Greening the value chain: building competitive advantage through sustainability.

Type de publication:

Conference Paper


Gerpisa colloquium, Berlin (2010)


In this paper we present the conceptual infrastructure of a recently launched research project that seeks to examine the relationship between global value chain governance type and the transmission and implementation of sustainable business practices in the auto sector. A key aim of this project is to identify how firms may develop competitive advantages through the implementation of sustainable business practices and the extent to which the capacity to do so is determined by governance type.

While the recent financial and economic crisis may have raised deeper philosophical questions on the nature of capitalism, more pressing concerns about the impact of rapid economic development in emerging economies and the implications of the world’s warming climate has meant that the issue of sustainability has in recent years gained rapid and mainstream prominence in our discourse. While interpretations of sustainability differ among various actors, clear examples of the ways in which competitive advantages are built through, say, the reduction or elimination of waste within a production process may be more universally understood. Increasingly firms have sought to move beyond sometimes vague or token pledges found in annual reports and marketing materials to incorporate the concept of sustainability at the core of their operations. At the same time the continued expansion of global production networks and the accompanying reconfiguration of supply chains raise questions about the ability of firms to transfer and diffuse sustainable business practices. As the globalization of production has deepened inter-, and intra-firm governance has become an increasingly important issue. Outsourcing has meant that direct managerial control of suppliers within a vertically integrated firm has been replaced with indirect control through value chain governance. Moreover, increasing public awareness of environmental and labour issues and the tightening of national or supranational regulatory regimes have required lead firms to pay closer attention to their suppliers as it is no longer acceptable to claim ignorance of their activities.

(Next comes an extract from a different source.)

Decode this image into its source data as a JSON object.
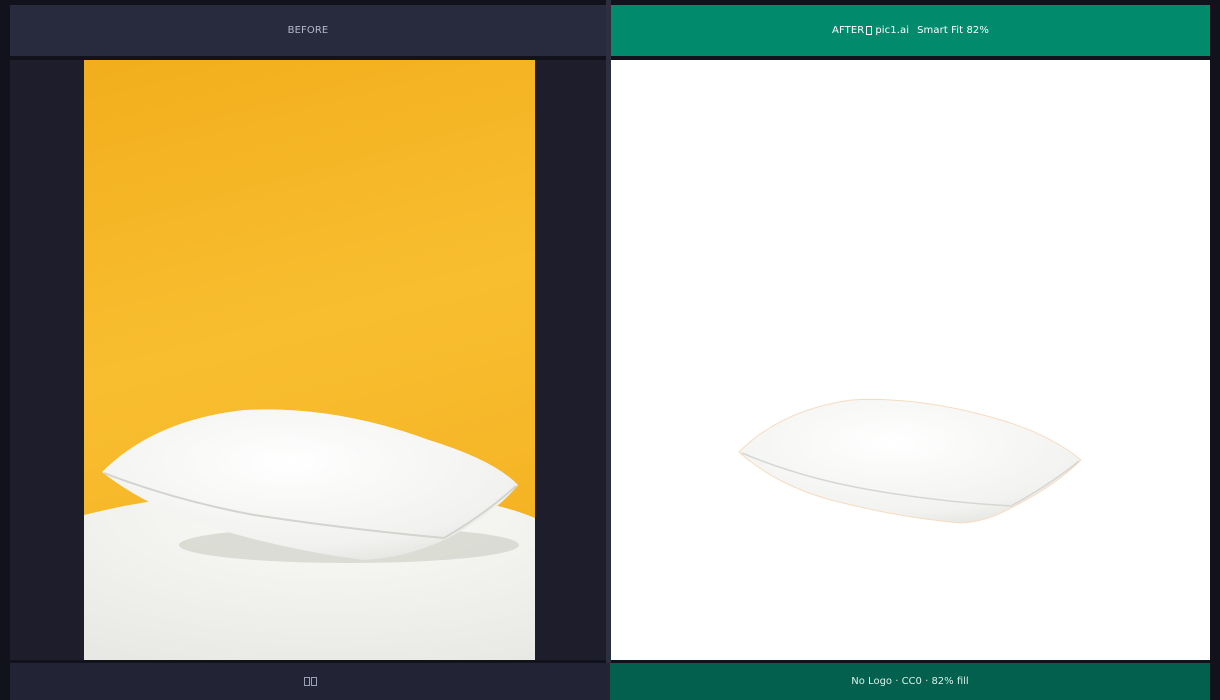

While these are challenges for all firms that operate transnationally, they are of particular relevance to the auto sector given the industry’s characteristics and trends which include its environmental impact, the search for alternative technologies, the need for scale economies and the growing importance of markets in emerging economies. Although the challenges may be the same, firms will respond in different ways. A recent report[i] on the sustainability performance of 17 leading auto manufacturers, for instance, suggests that Asian firms outperform their North American and European peers in terms of using their environmental resources more efficiently and thus more sustainably. The issue of how firms coordinate and govern their production networks and value chains is thus becoming a central topic of investigation.

Accordingly, this paper seeks to develop our understanding of the link between various models of value chain governance and the adoption of sustainable business practices in the auto sector. This paper is informed by the concept of the global value chain (GVC) (Gereffi, et al 2009; Henderson et al, 2002; Sturgeon, 2001) and in particular its concern with governance structures (Gereffi et al, 2005; Sturgeon, 2009). GVC analysis emerged in an attempt to both map the geographical distribution and complexity of contemporary global production and grasp the implications of this for state and non-state actors, often in terms of economic development. GVC governance analysis seeks to examine the dynamic relationships that emerge between firms within the chain and the ability of the lead firm (either a buyer or supplier) to control and/or coordinate the activities of other firms. Gereffi (2005) identifies five key types of value chain governance structures that lie on a continuum from a low degree of explicit coordination and power asymmetry (market based governance) through relational suppliers (e.g. the Japanese keiretsu) to the integrated firm where the degrees of explicit coordination and power asymmetry are high. This conceptual framework has been an important tool in mapping the generation, transfer and diffusion of knowledge, technology and innovation between firms and this has been of particular relevance to governments in developing economies that have sought to utilize the presence of lead firms for economic development through industrial upgrading. The governance of these inter-firm relationships determines opportunities for technology transfer (the much sought after ‘spill over’ effect) and hence industrial upgrading.

Cognizant of this we posit that GVC governance analysis may also be applied to examine the generation, transmission and diffusion of sustainable business practices in the auto sector. Further, we seek to gauge the extent to which the ability to implement sustainable business practices is determined by the type of GVC governance employed. We first identify and construct the conceptual framework underpinning this work as outlined above. Attention then turns to consider the case of the auto sector where we identify competing types of governance structures and examples of sustainable business practices. We then analyze these structures with reference to sustainable business practices in an attempt to determine the relevance, or otherwise, of governance type.

[i] Sustainable Value in Automobile Manufacturing: An analysis of the sustainability performance of automobile manufacturers worldwide, 2009, second edition, Sustainable Value Research Ltd., available at accessed February 12th 2009.